A public event in rural Nkhata Bay is incomplete without the involvement of honara (Hohner) music performance by renowned Madaizi Mwenda, 75, and his crew.
This was revealed recently during the launch of a child rights campaign project in Traditional Authority (T/A) Fukamalaza in the district.
Remarked one community member during the campaign: “Honara is popular in our area and it is one of the performances that pull the crowd for a particular event.”
The sentiments were proved true during the line up of activities marking the launch of the campaign where honara turned out to be popular. Its harmonic melodies of accordion and slow dance moves of band members invited deafening cheers from people.
Basically, Hohner is the name of the maker of the accordion used in the dance. So the dance, honara, is an honour to the maker.
The accordion is played by compressing or expanding the bellows while pressing buttons or keys, causing pallets to open, which allow air to flow across strips of brass or steel, called reeds. These vibrate to produce sound inside the body. The performer normally plays the melody on buttons or keys on the right-hand manual, and the accompaniment, consisting of bass and pre-set chord buttons, on the left-hand manual.
Mwenda is a highly praised honara player in Nkhata Bay.
“Mwenda is our own honara legend who has been entertaining us for many years. And his type of music has become part of us because it is a frequent feature during many events,” said T/A Fukamalaza.

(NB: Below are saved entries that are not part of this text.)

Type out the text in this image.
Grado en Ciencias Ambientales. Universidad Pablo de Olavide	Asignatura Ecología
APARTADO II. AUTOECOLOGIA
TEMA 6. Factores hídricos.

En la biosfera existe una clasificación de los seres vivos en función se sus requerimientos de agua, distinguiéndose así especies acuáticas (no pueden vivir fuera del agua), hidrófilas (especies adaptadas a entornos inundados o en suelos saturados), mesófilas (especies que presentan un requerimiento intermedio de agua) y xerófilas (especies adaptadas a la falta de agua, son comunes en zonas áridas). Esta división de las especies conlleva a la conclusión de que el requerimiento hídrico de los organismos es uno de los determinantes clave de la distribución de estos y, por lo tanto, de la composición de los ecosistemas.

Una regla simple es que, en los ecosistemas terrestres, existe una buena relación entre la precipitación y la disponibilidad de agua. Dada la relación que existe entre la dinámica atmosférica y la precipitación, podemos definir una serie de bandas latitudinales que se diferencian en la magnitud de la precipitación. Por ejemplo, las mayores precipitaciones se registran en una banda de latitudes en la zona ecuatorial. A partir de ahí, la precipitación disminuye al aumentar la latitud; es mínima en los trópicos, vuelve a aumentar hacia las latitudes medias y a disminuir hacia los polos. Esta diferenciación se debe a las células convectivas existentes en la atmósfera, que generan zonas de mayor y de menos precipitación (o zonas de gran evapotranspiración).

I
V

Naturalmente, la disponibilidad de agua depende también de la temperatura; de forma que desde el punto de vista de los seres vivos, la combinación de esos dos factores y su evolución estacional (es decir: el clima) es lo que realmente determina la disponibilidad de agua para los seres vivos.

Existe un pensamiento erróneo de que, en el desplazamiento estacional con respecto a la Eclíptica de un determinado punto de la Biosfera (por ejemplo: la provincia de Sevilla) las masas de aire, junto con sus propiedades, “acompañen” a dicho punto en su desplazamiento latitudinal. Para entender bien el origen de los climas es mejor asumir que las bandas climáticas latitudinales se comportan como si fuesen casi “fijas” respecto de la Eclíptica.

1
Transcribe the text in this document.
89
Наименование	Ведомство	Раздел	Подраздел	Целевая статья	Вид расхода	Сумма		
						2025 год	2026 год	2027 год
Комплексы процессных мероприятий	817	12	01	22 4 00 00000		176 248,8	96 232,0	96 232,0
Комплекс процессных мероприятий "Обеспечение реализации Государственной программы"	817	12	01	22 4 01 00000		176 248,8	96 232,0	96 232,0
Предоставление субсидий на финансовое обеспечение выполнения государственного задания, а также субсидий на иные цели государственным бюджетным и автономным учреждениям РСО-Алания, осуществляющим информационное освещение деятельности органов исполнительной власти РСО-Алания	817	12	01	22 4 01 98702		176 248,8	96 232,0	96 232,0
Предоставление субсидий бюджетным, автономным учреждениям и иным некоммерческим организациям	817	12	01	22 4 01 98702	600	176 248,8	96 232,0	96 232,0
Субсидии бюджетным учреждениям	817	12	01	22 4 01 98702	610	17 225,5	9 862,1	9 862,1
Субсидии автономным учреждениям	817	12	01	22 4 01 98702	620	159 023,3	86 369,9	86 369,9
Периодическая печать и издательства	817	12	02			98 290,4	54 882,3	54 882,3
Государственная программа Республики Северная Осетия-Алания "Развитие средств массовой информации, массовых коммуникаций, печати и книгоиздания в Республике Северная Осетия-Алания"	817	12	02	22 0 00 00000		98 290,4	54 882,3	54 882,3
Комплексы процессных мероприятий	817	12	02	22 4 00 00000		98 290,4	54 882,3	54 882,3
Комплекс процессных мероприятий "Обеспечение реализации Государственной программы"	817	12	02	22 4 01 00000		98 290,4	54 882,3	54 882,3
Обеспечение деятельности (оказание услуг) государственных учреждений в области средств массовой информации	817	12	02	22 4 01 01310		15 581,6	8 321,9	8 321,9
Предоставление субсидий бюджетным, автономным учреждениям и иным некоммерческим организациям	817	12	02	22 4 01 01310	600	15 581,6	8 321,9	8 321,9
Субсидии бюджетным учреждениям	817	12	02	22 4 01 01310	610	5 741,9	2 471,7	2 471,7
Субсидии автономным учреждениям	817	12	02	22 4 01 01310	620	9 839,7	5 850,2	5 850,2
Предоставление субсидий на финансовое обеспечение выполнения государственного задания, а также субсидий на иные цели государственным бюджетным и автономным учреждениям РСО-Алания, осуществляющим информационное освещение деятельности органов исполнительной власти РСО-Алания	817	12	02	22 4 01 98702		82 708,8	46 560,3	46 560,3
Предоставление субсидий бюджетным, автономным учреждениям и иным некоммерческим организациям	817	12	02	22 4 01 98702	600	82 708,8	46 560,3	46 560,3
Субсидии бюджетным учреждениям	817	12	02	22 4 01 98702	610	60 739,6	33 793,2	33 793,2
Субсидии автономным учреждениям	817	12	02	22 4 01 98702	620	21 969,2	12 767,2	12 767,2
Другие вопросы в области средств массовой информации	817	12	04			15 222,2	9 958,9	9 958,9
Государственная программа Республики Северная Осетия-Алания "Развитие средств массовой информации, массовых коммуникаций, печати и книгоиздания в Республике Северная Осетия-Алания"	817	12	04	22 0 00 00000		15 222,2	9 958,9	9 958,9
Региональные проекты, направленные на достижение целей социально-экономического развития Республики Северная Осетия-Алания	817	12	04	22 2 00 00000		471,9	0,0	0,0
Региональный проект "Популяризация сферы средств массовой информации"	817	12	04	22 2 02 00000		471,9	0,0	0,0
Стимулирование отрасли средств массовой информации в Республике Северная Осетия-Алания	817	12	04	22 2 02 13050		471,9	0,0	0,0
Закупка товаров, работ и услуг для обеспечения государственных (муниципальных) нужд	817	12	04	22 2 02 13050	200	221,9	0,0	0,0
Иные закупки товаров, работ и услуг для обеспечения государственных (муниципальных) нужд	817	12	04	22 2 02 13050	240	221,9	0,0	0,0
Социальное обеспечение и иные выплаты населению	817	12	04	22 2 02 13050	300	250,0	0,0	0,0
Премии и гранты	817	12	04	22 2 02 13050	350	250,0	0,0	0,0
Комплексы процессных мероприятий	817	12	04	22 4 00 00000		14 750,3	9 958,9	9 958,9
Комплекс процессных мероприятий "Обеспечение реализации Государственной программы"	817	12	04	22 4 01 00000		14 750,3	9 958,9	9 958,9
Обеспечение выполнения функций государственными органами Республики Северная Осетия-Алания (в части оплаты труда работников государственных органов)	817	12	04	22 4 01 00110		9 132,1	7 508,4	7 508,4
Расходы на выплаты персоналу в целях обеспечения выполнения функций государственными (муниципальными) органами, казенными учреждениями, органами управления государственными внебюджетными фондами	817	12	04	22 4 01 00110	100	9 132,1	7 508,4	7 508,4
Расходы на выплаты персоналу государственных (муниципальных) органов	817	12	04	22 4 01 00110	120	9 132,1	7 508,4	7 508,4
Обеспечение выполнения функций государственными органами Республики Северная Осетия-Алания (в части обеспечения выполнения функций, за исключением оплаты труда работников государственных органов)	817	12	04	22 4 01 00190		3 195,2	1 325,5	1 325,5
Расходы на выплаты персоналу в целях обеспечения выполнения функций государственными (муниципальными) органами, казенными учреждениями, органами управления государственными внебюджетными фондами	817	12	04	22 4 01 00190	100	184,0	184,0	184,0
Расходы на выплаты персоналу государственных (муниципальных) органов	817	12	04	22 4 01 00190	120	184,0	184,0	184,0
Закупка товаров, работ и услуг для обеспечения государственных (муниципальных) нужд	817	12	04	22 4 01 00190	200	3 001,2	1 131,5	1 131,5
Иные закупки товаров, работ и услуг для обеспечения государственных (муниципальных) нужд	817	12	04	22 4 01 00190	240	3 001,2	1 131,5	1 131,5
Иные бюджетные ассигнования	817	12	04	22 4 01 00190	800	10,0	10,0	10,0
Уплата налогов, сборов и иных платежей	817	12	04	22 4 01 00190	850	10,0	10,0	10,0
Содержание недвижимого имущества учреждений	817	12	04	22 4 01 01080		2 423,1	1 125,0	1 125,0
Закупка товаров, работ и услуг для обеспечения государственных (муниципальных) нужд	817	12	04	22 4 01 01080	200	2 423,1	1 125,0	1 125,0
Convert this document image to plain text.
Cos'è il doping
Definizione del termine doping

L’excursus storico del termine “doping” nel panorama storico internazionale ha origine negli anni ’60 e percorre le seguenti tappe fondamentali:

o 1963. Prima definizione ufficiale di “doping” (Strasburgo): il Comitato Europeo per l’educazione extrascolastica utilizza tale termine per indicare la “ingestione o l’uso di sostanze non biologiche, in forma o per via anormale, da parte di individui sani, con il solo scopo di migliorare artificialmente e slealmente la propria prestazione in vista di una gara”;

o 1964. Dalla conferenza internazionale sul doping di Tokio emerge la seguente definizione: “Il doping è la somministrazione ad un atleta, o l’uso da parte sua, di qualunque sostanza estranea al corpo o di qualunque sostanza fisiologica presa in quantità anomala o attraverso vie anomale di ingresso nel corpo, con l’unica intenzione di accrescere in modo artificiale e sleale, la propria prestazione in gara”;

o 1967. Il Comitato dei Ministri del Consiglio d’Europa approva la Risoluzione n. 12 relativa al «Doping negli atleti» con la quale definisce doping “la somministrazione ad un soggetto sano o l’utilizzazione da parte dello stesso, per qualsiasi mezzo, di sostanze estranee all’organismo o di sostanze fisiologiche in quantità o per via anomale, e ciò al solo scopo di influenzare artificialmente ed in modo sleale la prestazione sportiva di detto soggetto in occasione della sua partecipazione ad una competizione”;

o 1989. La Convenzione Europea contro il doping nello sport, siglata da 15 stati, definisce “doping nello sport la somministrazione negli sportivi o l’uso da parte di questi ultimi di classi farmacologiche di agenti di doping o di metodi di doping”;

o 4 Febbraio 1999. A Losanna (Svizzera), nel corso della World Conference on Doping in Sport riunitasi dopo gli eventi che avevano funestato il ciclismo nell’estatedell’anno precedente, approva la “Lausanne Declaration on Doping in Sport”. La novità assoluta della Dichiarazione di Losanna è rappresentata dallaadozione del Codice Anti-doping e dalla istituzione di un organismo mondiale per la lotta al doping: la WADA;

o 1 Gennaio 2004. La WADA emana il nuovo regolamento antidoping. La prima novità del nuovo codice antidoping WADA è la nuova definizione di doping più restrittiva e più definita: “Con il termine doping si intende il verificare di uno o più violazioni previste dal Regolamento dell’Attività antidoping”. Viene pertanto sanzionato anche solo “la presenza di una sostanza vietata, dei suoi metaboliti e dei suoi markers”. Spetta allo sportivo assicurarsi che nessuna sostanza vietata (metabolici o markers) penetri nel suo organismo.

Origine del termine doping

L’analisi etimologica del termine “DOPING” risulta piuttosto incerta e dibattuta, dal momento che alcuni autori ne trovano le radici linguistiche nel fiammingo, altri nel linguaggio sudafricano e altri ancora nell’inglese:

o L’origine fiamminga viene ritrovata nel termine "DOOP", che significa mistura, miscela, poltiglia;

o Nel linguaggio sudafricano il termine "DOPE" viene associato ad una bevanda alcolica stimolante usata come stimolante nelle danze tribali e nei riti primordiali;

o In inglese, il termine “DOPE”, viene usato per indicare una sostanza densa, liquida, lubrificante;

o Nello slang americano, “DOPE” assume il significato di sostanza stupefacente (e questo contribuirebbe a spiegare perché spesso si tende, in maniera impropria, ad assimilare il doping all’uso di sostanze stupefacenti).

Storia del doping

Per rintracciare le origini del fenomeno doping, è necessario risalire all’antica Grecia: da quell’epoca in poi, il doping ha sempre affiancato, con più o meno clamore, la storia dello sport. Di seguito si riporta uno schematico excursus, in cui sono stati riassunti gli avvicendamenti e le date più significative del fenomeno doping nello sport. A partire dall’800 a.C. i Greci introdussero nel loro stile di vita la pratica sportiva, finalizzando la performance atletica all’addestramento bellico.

He added that apart from the popular malipenga, honara is another admired form of performance in Nkhata Bay.
Mwenda is one of the country’s legendary accordionists and singers from Nkhata Bay who is still entertaining people at the age of 75.
He joins the bandwagon of the likes of Giddes Chalamanda who is still strong at the age of 86.
“Born in 1942, I started music in 1962 and since then I haven’t stopped,” said Mwenda who comes from Jumbo Village in T/A Fukamalaza.
He said he has played music during the Kamuzu Banda era in Mzuzu where he was nicknamed Cheka.
“I have played honara is Mzuzu, Lilongwe and even Blantyre. In fact, I have travelled across the country with my hohner and received commendation,” he said.
Since the onset of his career, Mwenda has used over six different hohners with the current one dating back to late 1990s.
“I have used different hohners in my career with the current one being the oldest instrument,” he said.
Now 55 years down the line, Mwenda said he has incorporated members (both female and male) into honara performance to spice it up.
“Back in the days, I used to perform alone, but now honara has members particularly females that spice it up with some calm songs and dancing antics,” said Mwenda.
He further said honara is his bread and butter.
“I do it to earn a living and all my children know this is my occupation because I was born an artist,” he said.